Terry Fox Laboratory, British Columbia Cancer Agency, Vancouver, British Columbia, Canada.
PLoS One. 2012;7(1):e30158. doi: 10.1371/journal.pone.0030158. Epub 2012 Jan 17.
Transposable elements (TEs) are mobile DNA sequences found in the genomes of almost all species. By measuring the normalized coverage of TE sequences within genes, we identified sets of genes with conserved extremes of high/low TE density in the genomes of human, mouse and cow and denoted them as 'shared upper/lower outliers (SUOs/SLOs)'. By comparing these outlier genes to the genomic background, we show that a large proportion of SUOs are involved in metabolic pathways and tend to be mammal-specific, whereas many SLOs are related to developmental processes and have more ancient origins. Furthermore, the proportions of different types of TEs within human and mouse orthologous SUOs showed high similarity, even though most detectable TEs in these two genomes inserted after their divergence. Interestingly, our computational analysis of polymerase-II (Pol-II) occupancy at gene promoters in different mouse tissues showed that 60% of tissue-specific SUOs show strong Pol-II binding only in embryonic stem cells (ESCs), a proportion significantly higher than the genomic background (37%). In addition, our analysis of histone marks such as H3K4me3 and H3K27me3 in mouse ESCs also suggest a strong association between TE-rich genes and open-chromatin at promoters. Finally, two independent whole-transcriptome datasets show a positive association between TE density and gene expression level in ESCs. While this study focuses on genes with extreme TE densities, the above results clearly show that the probability of TE accumulation/fixation in mammalian genes is not random and is likely associated with different factors/gene properties and, most importantly, an association between the TE insertion/fixation rate and gene activity status in ES cells.

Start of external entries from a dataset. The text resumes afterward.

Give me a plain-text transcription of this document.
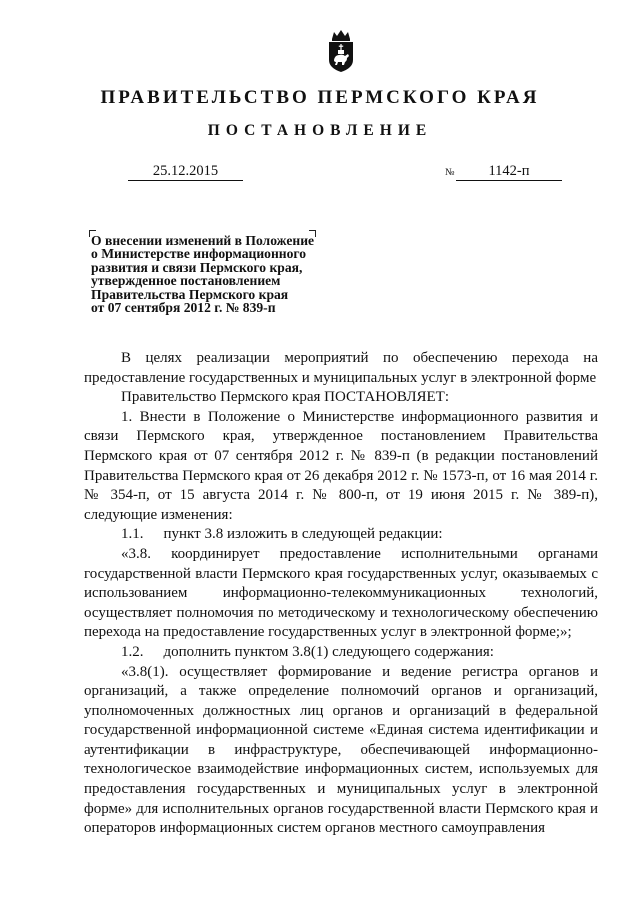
ПРАВИТЕЛЬСТВО ПЕРМСКОГО КРАЯ
ПОСТАНОВЛЕНИЕ
25.12.2015	№	1142-п
О внесении изменений в Положение
о Министерстве информационного
развития и связи Пермского края,
утвержденное постановлением
Правительства Пермского края
от 07 сентября 2012 г. № 839-п

В целях реализации мероприятий по обеспечению перехода на предоставление государственных и муниципальных услуг в электронной форме

Правительство Пермского края ПОСТАНОВЛЯЕТ:

1. Внести в Положение о Министерстве информационного развития и связи Пермского края, утвержденное постановлением Правительства Пермского края от 07 сентября 2012 г. № 839-п (в редакции постановлений Правительства Пермского края от 26 декабря 2012 г. № 1573-п, от 16 мая 2014 г. № 354-п, от 15 августа 2014 г. № 800-п, от 19 июня 2015 г. № 389-п), следующие изменения:

1.1. пункт 3.8 изложить в следующей редакции:

«3.8. координирует предоставление исполнительными органами государственной власти Пермского края государственных услуг, оказываемых с использованием информационно-телекоммуникационных технологий, осуществляет полномочия по методическому и технологическому обеспечению перехода на предоставление государственных услуг в электронной форме;»;

1.2. дополнить пунктом 3.8(1) следующего содержания:

«3.8(1). осуществляет формирование и ведение регистра органов и организаций, а также определение полномочий органов и организаций, уполномоченных должностных лиц органов и организаций в федеральной государственной информационной системе «Единая система идентификации и аутентификации в инфраструктуре, обеспечивающей информационно-технологическое взаимодействие информационных систем, используемых для предоставления государственных и муниципальных услуг в электронной форме» для исполнительных органов государственной власти Пермского края и операторов информационных систем органов местного самоуправления
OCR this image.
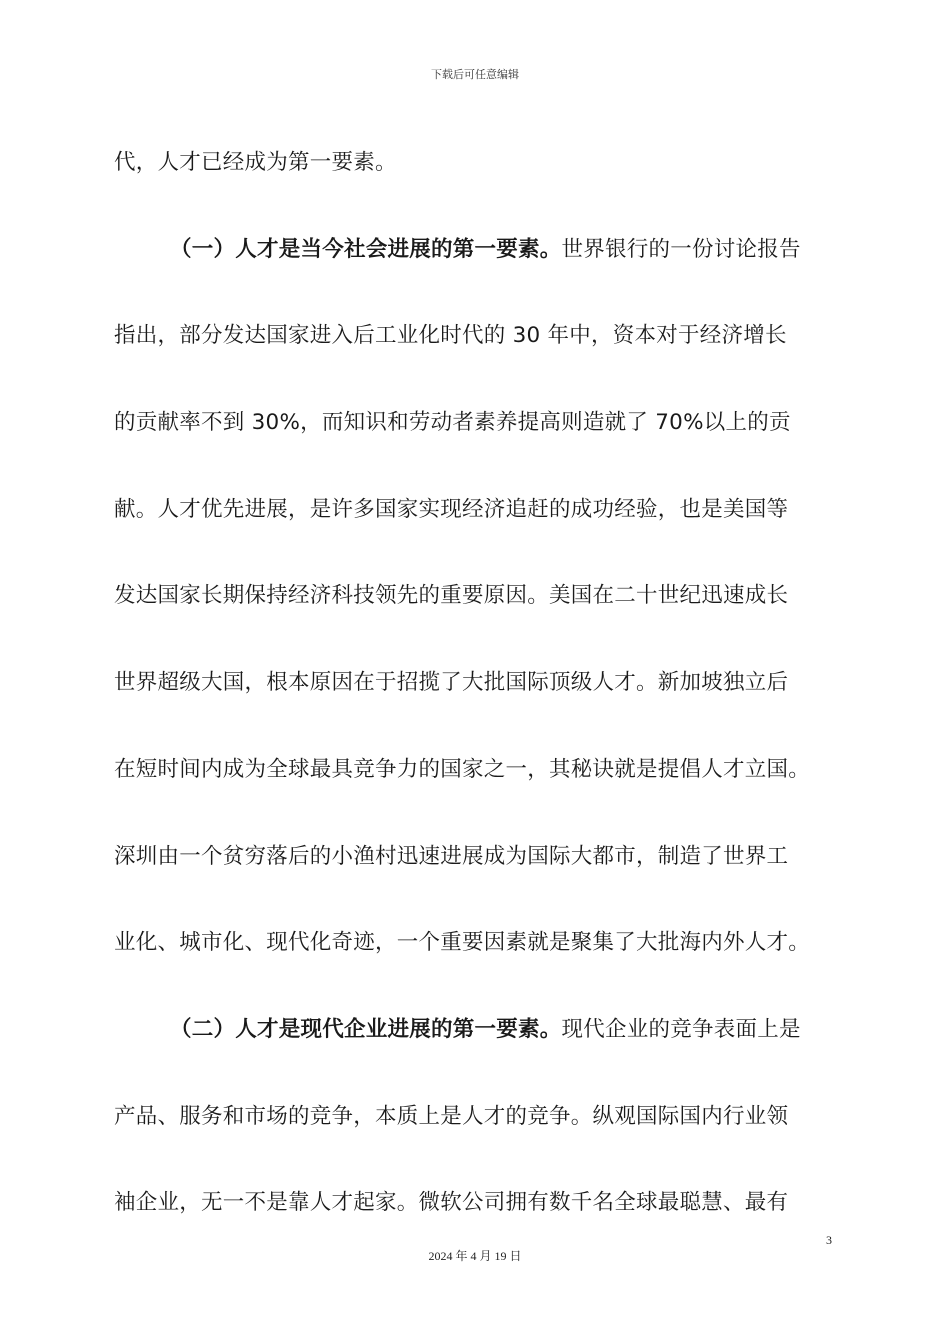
下载后可任意编辑
代，人才已经成为第一要素。
（一）人才是当今社会进展的第一要素。世界银行的一份讨论报告
指出，部分发达国家进入后工业化时代的 30 年中，资本对于经济增长
的贡献率不到 30%，而知识和劳动者素养提高则造就了 70%以上的贡
献。人才优先进展，是许多国家实现经济追赶的成功经验，也是美国等
发达国家长期保持经济科技领先的重要原因。美国在二十世纪迅速成长
世界超级大国，根本原因在于招揽了大批国际顶级人才。新加坡独立后
在短时间内成为全球最具竞争力的国家之一，其秘诀就是提倡人才立国。
深圳由一个贫穷落后的小渔村迅速进展成为国际大都市，制造了世界工
业化、城市化、现代化奇迹，一个重要因素就是聚集了大批海内外人才。
（二）人才是现代企业进展的第一要素。现代企业的竞争表面上是
产品、服务和市场的竞争，本质上是人才的竞争。纵观国际国内行业领
袖企业，无一不是靠人才起家。微软公司拥有数千名全球最聪慧、最有
3
2024 年 4 月 19 日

转座元件(TEs)是存在于几乎所有物种基因组中的可移动 DNA 序列。通过测量 TE 序列在基因内的归一化覆盖度,我们在人类、小鼠和牛的基因组中鉴定出了一组具有保守高/低 TE 密度极值的基因,并将其命名为“共享上/下异常值(SUO/SLO)”。通过将这些异常值基因与基因组背景进行比较,我们发现很大一部分 SUO 参与代谢途径,并且倾向于具有哺乳动物特异性,而许多 SLO 与发育过程有关,具有更古老的起源。此外,人类和小鼠同源 SUO 内不同类型 TE 的比例具有高度相似性,即使这两个基因组中的大多数可检测 TE 是在它们分化之后插入的。有趣的是,我们对不同小鼠组织中聚合酶-II(Pol-II)在基因启动子处的占有率进行的计算分析表明,60%的组织特异性 SUO 仅在胚胎干细胞(ESCs)中表现出强烈的 Pol-II 结合,这一比例明显高于基因组背景(37%)。此外,我们对小鼠 ESCs 中组蛋白标记如 H3K4me3 和 H3K27me3 的分析也表明,富含 TE 的基因与启动子处的开放染色质之间存在很强的关联。最后,两个独立的全转录组数据集表明,在 ESCs 中,TE 密度与基因表达水平之间存在正相关。虽然本研究侧重于具有极端 TE 密度的基因,但上述结果清楚地表明,TE 在哺乳动物基因中的积累/固定的概率不是随机的,并且很可能与不同的因素/基因特性相关,最重要的是,TE 插入/固定率与 ES 细胞中基因活性状态之间存在关联。